Os atletas, por sua vez, encontram-se em situações complexas, porque o não comparecimento implica na não execução de seus trabalhos, e não necessariamente representa apoio destes ao país anfitrião do evento olímpico.

O boicote diplomático como expressão de repúdio e manifestação de luta à comportamentos e ideais, muito embora represente uma nobre e importante conduta, não tem demonstrado efetividade na solução concreta dos problemas que se buscam enfrentar. É preciso que o COI imponha critérios rígidos aos países anfitriões, assegurando como parâmetros mínimos o cumprimento aos direitos humanos, assim como, garanta a transparência dos fatores que motivaram a escolha do país sede, para além das razões comerciais.

Em linha com essa ideia, o COI passou a incluir em seus contratos com o país sede os Princípios Orientadores das Nações Unidas sobre Negócios e Direitos Humanos como base garantidora da nação anfitriã.
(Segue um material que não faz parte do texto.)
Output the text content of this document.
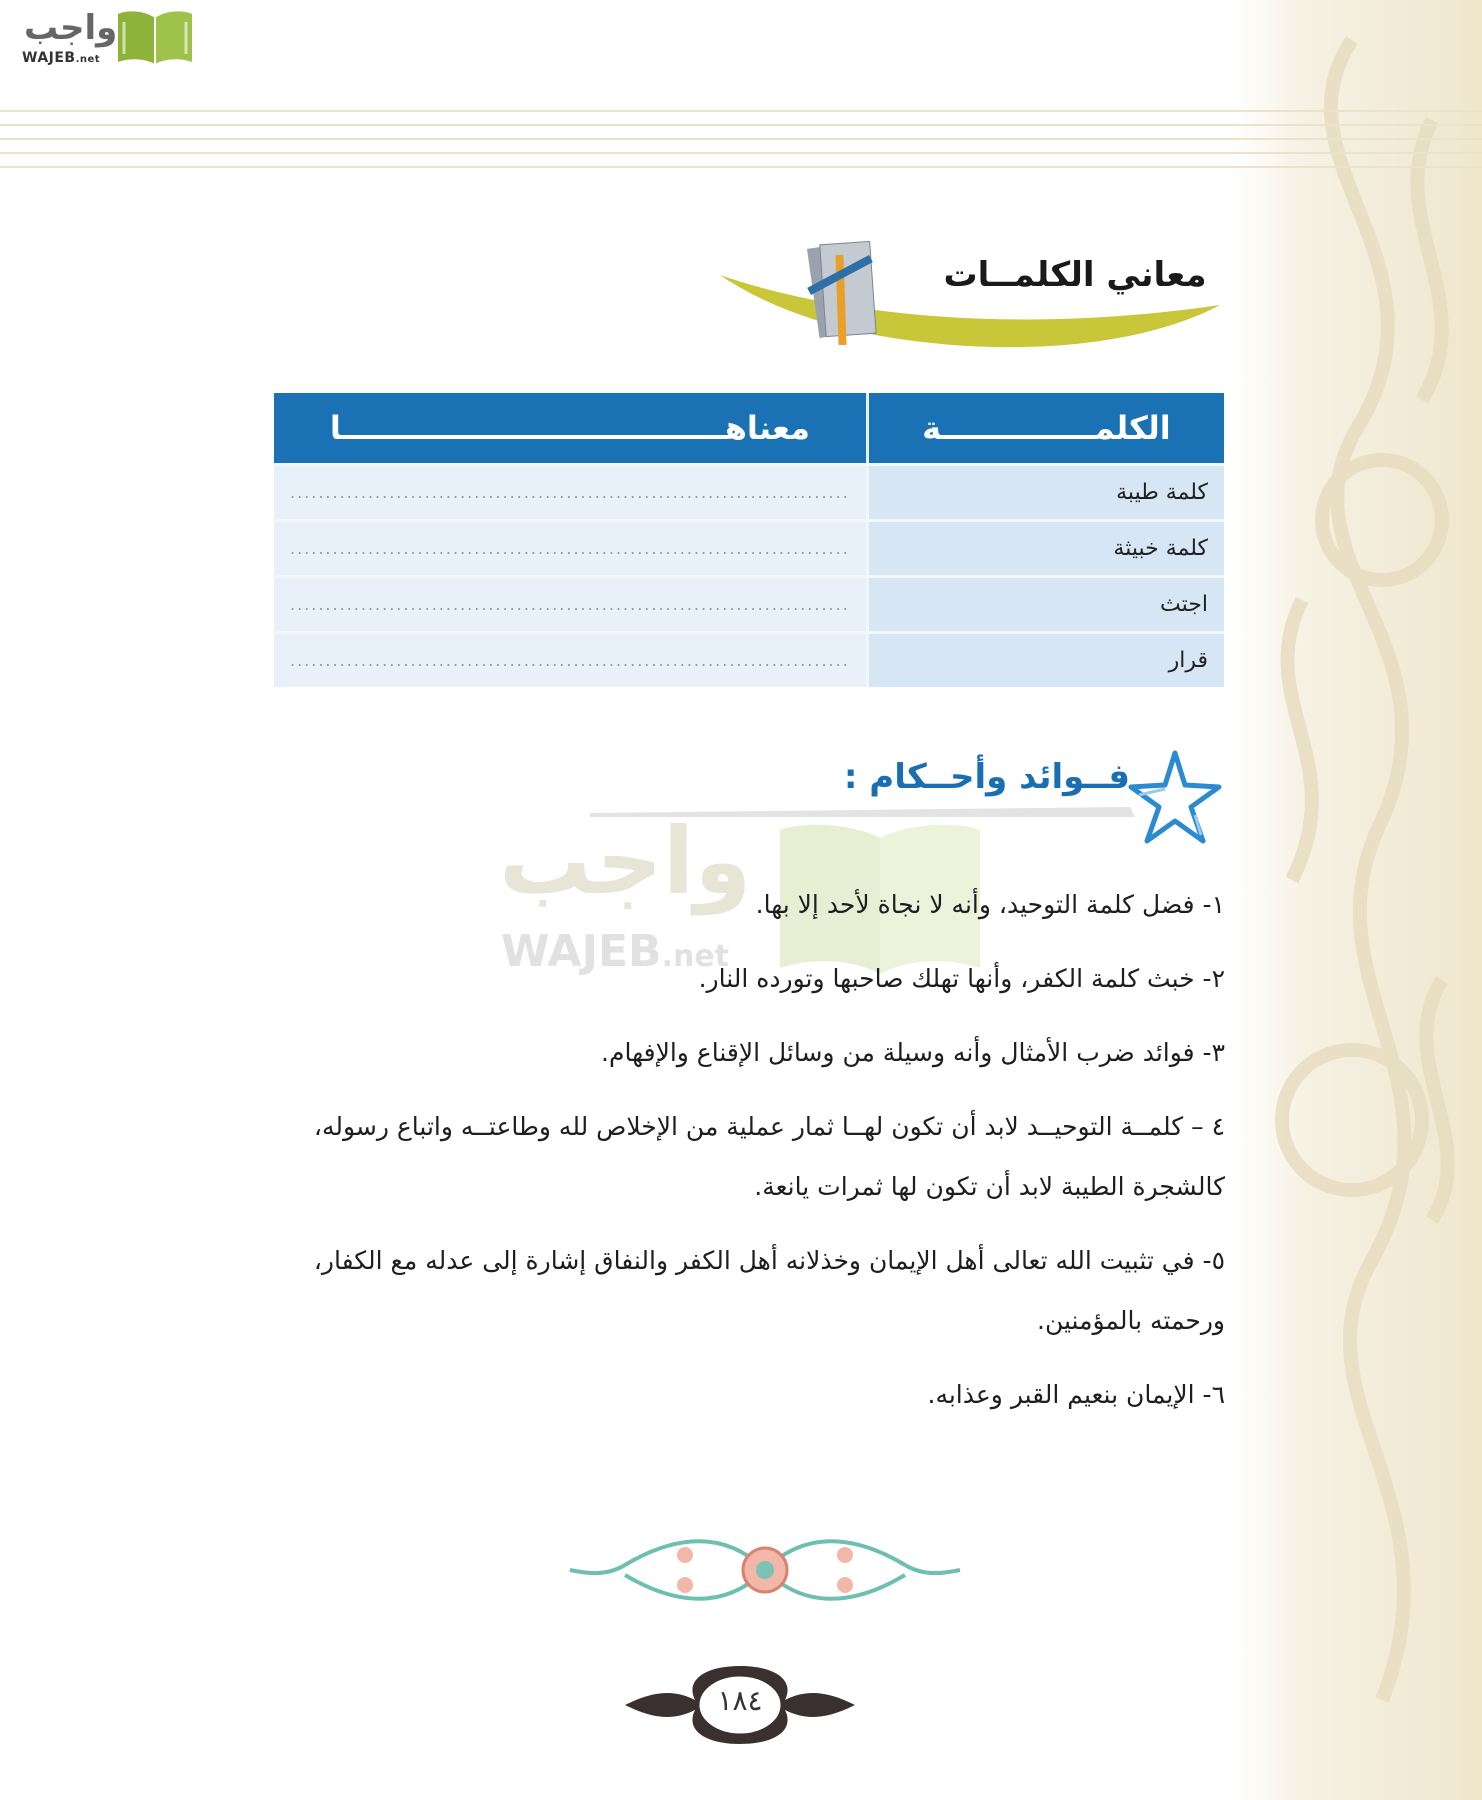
واجب
WAJEB.net
معاني الكلمــات
الكلمــــــــــــــة	معناهـــــــــــــــــــــــــــــــــــا
كلمة طيبة	...............................................................................
كلمة خبيثة	...............................................................................
اجتث	...............................................................................
قرار	...............................................................................
فــوائد وأحــكام :
واجب
WAJEB.net
١- فضل كلمة التوحيد، وأنه لا نجاة لأحد إلا بها.
٢- خبث كلمة الكفر، وأنها تهلك صاحبها وتورده النار.
٣- فوائد ضرب الأمثال وأنه وسيلة من وسائل الإقناع والإفهام.
٤ – كلمــة التوحيــد لابد أن تكون لهــا ثمار عملية من الإخلاص لله وطاعتــه واتباع رسوله، كالشجرة الطيبة لابد أن تكون لها ثمرات يانعة.
٥- في تثبيت الله تعالى أهل الإيمان وخذلانه أهل الكفر والنفاق إشارة إلى عدله مع الكفار، ورحمته بالمؤمنين.
٦- الإيمان بنعيم القبر وعذابه.
١٨٤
Entretanto, tais exigências foram impostas a partir da edição de 2024, em Paris, tendo o início após a próxima edição dos Jogos Olímpicos de Inverno de 2022, em Pequim, quesitos estes que poderiam responder parte das questões que estão sendo suscitadas por alguns países, conduzindo-os a respostas para manter o alterar a sede olímpica dos jogos que estão por vir.